Title: No sense of history beyond the history we sense
Subtitle: Church history between philosophy and theology of history
Author(s): SALEMINK, Theo
Journal: Bijdragen
Volume: 61    Issue: 4   Date: 2000   
Pages: 437-458
DOI: 10.2143/BIJ.61.4.565625

Abstract :
A question that occupies centre stage in what the Germans call ‘Zeitgeschichte’ – the historiography of our own time, i.e. the nineteenth and especially the twentieth century, reads: How much inner coherence can still be discerned in this modern age with its unprecedented change and devastation? Is there any significant meaning for humanity to be ‘discovered’ in the near infinite number of events that fill this period? Does religion and God still make sense? In this essay, which is an attempt to reflect on the twentieth century at the point where philosophy, theology and (church) history meet, and in conversation with the Italian philosopher Vattimo, Salemink pursues this question in a number of steps. The first step is an analysis of the four clusters of metaphors concerning the coherence of the modern era: preservation, decline, progress, and revolution and of their crisis at the end of the twentieth century. The second step is a short description of Vattimo’s position and of the critic on Vattimo by Jonkers in his article. Salemink: “Although at first I had many reservations, especially about his ‘romantic leap’ towards such things as kenosis and caritas, after subsequent reflection, as is clear from this article, I have been increasingly taken by his attempt. In fact, I have undertaken a defence of Vattimo against the kind of critique which, while critical of Vattimo, regards a transcendent limit to modernity as either desirable or possible. I sought to historicise Vattimo.” Perhaps a foundation is to be found for the ‘limit of love’ (the caritas criterion), which does not secretly invoke transcendence.

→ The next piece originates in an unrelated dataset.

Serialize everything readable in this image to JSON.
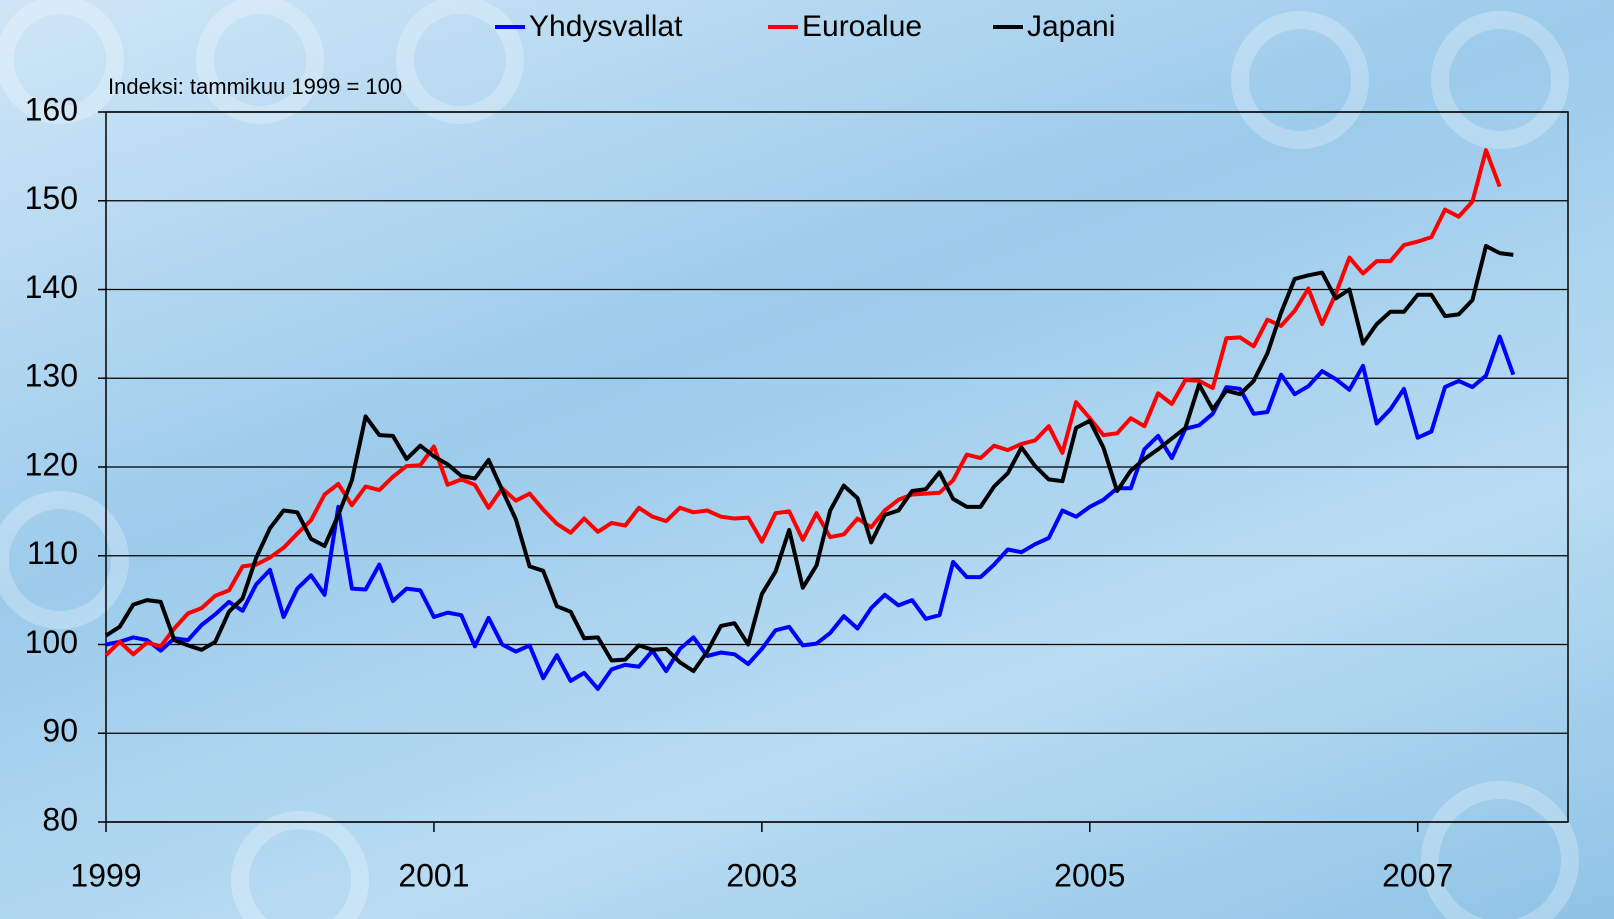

Such an anchoring could be obtained via the phenomenon of ‘tradition’, with the meaning of a ‘historical library’. Salemink: “I have in fact linked him with older movements within Western theology itself that have reflected on a ‘religionless Christianity’ – with the philosophy and theology of history of dialectical theologians like Bonhoeffer, Barth and Miskotte, but especially with Arend Th. Van Leeuwen, and via his mediation with Karl Marx, the anonymous theologian of the nineteenth century. The solution offered by both Van Leeuwen and Vattimo is debatable, but not the challenge – not even for those who advance good arguments for the view that a transcendent God offers a better foundation for a critical limit to the modern delusion of omnipotence.”